Authors noted, “You can’t eliminate stress. We all need to be able to respond at some level to stressful stimuli. The idea is to use an antagonist molecule to reduce the effects of stress upon neurons. The stress system can still respond, but the response in the brain and hippocampus would be toned down so that it doesn’t result in harmful permanent damage.”

So it’s chronic stress people need to manage. Carolyn Aldwin, PhD, professor of human development and family sciences at Oregon State University, conducted a study on stress and mortality rates. She followed 1,000 middle-class people from 1985 to 2003 and concluded that, “[B]eing married and having a glass of wine every night is the secret to a long life.”

“It seems there is a threshold and perhaps with anything more than two major life events a year and people just max out. We were surprised that…the moderate group had a similar risk of death to the high risk group.”

“People are hardy, and they can deal with a few major stress events each year. But our research suggests that long term, even moderate stress can have lethal effects.”

Positive Coping Mechanisms

Some stress can be avoided, but the rest must be faced head on. Work, bills, money, time management, health and family are, for the most part, unavoidable. Even if they are good most of the time, when they get stressful, it is taxing. The key is to learn a few positive coping techniques to help manage stressors that can’t be eliminated.

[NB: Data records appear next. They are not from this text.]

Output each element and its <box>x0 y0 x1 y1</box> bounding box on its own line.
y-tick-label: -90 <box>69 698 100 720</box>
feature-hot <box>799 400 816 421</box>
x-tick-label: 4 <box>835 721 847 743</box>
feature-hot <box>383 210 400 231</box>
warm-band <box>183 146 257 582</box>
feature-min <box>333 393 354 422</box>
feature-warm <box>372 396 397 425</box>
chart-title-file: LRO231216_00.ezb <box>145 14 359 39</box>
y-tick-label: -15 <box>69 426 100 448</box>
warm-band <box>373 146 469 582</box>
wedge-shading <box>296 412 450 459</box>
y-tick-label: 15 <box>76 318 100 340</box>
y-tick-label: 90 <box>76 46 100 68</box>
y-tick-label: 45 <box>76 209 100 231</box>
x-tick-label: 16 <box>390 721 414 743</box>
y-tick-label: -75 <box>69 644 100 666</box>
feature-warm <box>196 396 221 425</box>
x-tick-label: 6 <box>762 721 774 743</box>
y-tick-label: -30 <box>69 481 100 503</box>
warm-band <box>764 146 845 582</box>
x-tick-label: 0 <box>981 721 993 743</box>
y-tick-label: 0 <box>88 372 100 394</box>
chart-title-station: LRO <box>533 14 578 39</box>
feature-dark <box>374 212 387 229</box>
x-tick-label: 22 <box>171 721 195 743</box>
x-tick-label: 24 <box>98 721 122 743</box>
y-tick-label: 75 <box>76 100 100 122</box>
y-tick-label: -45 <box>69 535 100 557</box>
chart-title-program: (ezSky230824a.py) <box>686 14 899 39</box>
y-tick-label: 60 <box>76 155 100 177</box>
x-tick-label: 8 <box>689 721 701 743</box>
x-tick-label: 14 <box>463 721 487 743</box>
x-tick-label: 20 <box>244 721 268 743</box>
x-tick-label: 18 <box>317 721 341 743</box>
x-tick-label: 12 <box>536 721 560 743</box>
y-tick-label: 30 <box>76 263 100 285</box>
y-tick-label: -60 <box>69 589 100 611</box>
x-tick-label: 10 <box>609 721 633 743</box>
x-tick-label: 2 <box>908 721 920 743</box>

Not everything works for everyone, so make sure to try out a few things until one fits just right. Last year, UCLA did a study on the stress-reducing capacity of Transcendental Meditation and found a 36 percent reduction in people’s psychological distress.

If meditation doesn’t do the trick here are a few suggestions, even if you only have 20 minutes a day to spare: yoga or stretching, going for a leisurely walk in a neighborhood or park, taking a bath, or reading for fun.

All of these things are good activities for the mind or body that don't tax valuable resources. Providing a chance for the mind and body to recharge is a great way to hit the reset button and emerge refreshed and ready to face the next challenge.